Вот, кстати, и объяснение того, почему художник, как он говорит о себе в начале рассказа, «обреченный судьбой на постоянную праздность, ¼ не делал решительно ничего».
Итак, Чехов знакомит нас с двумя позициями, с двумя правдами. Каждая из них имеет смысл и логику. Отношение к каждой точке зрения окрашено отношением автора к носителю того или иного убеждения.
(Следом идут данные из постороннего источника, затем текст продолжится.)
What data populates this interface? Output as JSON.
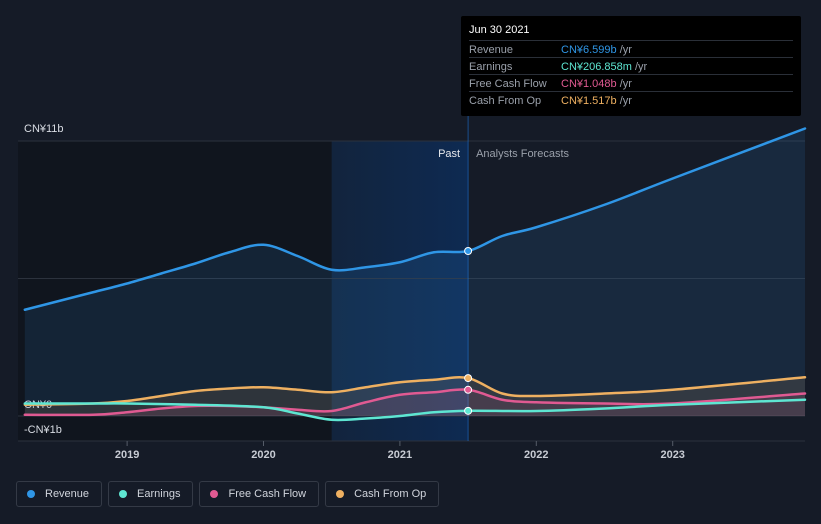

Черты созерцательности и нарциссизма, отмеченные Чеховым в художнике, заставляют несколько усомниться, нет, не в поставленном им социальном диагнозе, он абсолютно точен, а в способах лечения: уж слишком они утопичны и категоричны – всё катится в тартарары, искусство там не нужно, следовательно, работать я не буду ни как художник, ни как общественный деятель. Буду лишь думать, терять, огорчаться и элегически восклицать: «Мисюсь, где ты?»
Думается, что для автора, который всю жизнь совмещал напряженную писательскую работу с реальным и плодотворным участием в жизни своей семьи и окрестных крестьян (выращивает на приусадебном участке урожай, бесплатно лечит больных, построил три образовательные школы, много работает в земстве, «ловит холеру за хвост», а пришел голод – устраивает для голодающих губерний столовые), – так вот, думается, что точку зрения художника он разделяет только в той её части, где говорится о необходимости для человека «высших и отдаленных целей». При этом сам Чехов видел в них, скорее, мечту, понимая, что до их осуществления ещё очень далеко. Взгляд на проблему с высоты птичьего полета, когда не различимы слезы страдающей Анны, Чехову был не свойствен.
Впрочем, писатель видел и то, что решительная и деятельная Лидия в своем бескомпромиссном энтузиазме превращается в черствого, бездумного человека,
который на ниве общественного созидания утрачивает такие женские (человеческие!) свойства, как деликатность и чуткость.
Такой и остается она в нашей памяти: уверенная в себе, с хлыстом в руках, деловая, привычно и решительно вмешивающаяся в дела, в том числе её и не касающиеся. Неслучайно последние фразы, вылетевшие из её уст, наполнены грубой «вороньей» окраской: «Вороне где-то Бог послал кусочек сыру», – многократно повторяет она диктовку, не останавливаясь ни на минуту, чтобы сообщить художнику о его рухнувших надеждах на счастье. А между тем, считал Чехов, именно любовь придает жизни смысл и подлинность.